When Tim was 17 months old, he was diagnosed with Type 1 diabetes, a

serious condition which requires careful monitoring of Tim’s blood-sugar level. Too

low a level can be immediately life-threatening; too high a level risks diabetic

ketoacidosis which can potentially cause coma.

Tim has a brother, “Chris,” who is one year younger than Tim. Mother has

another son, “Trevor” who is several years older than Tim and Chris, and who was

an adult at the time of trial. In 2016, when Tim was four and Chris was almost three,

their parents divorced.
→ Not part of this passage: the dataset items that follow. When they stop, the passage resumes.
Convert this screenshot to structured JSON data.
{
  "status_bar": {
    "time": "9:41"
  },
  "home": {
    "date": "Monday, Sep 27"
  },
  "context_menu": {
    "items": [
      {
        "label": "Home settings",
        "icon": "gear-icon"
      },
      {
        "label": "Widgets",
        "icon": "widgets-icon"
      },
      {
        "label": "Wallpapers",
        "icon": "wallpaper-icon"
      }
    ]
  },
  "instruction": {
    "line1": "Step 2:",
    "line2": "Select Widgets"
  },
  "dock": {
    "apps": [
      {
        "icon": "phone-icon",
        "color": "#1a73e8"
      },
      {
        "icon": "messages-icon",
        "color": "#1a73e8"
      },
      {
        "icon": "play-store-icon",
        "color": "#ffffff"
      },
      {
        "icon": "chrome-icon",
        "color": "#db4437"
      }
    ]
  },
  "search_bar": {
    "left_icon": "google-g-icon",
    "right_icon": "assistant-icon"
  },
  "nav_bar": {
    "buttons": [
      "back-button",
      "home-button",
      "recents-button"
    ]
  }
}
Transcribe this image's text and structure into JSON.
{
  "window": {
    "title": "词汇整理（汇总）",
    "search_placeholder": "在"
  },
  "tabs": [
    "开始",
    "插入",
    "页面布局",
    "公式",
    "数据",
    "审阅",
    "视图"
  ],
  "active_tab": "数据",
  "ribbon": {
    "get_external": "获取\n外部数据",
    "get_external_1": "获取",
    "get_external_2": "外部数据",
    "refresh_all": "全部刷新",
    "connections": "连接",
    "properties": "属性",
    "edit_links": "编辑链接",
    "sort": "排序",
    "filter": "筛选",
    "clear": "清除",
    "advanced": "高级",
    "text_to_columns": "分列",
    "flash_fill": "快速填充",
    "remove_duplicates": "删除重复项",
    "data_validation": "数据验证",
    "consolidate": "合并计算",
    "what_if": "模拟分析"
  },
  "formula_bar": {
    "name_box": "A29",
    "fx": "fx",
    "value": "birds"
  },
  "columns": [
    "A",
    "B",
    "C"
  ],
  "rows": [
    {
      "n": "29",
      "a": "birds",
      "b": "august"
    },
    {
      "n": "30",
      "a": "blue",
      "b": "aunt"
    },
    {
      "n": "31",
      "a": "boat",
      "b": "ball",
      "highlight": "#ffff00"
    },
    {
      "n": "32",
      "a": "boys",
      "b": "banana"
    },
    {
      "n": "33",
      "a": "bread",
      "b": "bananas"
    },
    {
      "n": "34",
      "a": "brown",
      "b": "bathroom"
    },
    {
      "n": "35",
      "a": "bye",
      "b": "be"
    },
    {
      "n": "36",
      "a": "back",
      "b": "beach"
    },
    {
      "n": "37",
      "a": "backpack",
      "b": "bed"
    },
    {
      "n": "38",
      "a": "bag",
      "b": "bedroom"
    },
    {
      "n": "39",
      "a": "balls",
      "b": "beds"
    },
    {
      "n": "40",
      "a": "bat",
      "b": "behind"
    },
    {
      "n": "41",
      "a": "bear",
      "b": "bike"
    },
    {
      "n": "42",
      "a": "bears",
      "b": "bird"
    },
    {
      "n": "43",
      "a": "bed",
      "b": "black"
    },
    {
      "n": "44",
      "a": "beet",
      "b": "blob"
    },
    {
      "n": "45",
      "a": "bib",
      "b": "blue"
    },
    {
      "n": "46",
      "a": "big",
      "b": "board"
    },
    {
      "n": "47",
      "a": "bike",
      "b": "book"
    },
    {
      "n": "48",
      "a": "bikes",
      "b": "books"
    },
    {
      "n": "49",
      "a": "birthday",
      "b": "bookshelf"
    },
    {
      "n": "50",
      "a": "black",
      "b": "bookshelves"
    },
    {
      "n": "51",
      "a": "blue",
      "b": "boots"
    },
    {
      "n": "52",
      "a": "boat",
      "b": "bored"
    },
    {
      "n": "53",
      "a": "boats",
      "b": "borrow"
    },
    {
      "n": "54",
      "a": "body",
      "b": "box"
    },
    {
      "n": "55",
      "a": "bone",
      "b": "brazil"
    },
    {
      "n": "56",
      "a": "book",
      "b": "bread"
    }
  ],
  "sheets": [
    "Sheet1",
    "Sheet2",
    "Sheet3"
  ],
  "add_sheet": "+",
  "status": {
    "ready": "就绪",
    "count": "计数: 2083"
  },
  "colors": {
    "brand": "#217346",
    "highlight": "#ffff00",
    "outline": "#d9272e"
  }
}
The Final Decree of Divorce, signed in early 2017, appointed

Mother as Tim’s and Chris’s sole managing conservator. Father, who was appointed

possessory conservator, was to have periods of visitation, but these would be

supervised by Tim’s grandmother or someone else approved by Mother, because the

court found credible evidence Father engaged in a pattern of abuse and neglect

directed at Mother and the children. Before any such visitation would be allowed,

however, Father—and anyone else who would be supervising Tim during Father’s

4 periods of possession—would have to complete diabetes education training. No such

requirement was placed on Mother who was granted the exclusive right to consent

to the boys’ medical, dental, surgical, psychiatric and psychological treatment. 2

In September 2018, when Tim was six and Chris was five, Father died in a

motorcycle accident. Years later, when the Department filed this action to terminate

Mother’s parental rights in 2024, Tim and Chris were referred to Elizabeth Salmeron,

Ph.D., for comprehensive psychological evaluations. The Department’s caseworker,

Casandra Duran, informed Dr. Salmeron that Tim and Chris had been placed in

separate homes, and that “the brothers do not have healthy boundaries . . . they fight

often.” Dr. Salmeron did not testify, but her reports which were admitted into

evidence indicate that both boys were dealing with multiple issues, including “grief

and loss[.]” Tim expressed to Dr. Salmeron that he wished Father had “[n]ot

crash[ed] on that day” and that his “dad could come back and the dogs and we all be

together again as a family and the whole world not do bad things.”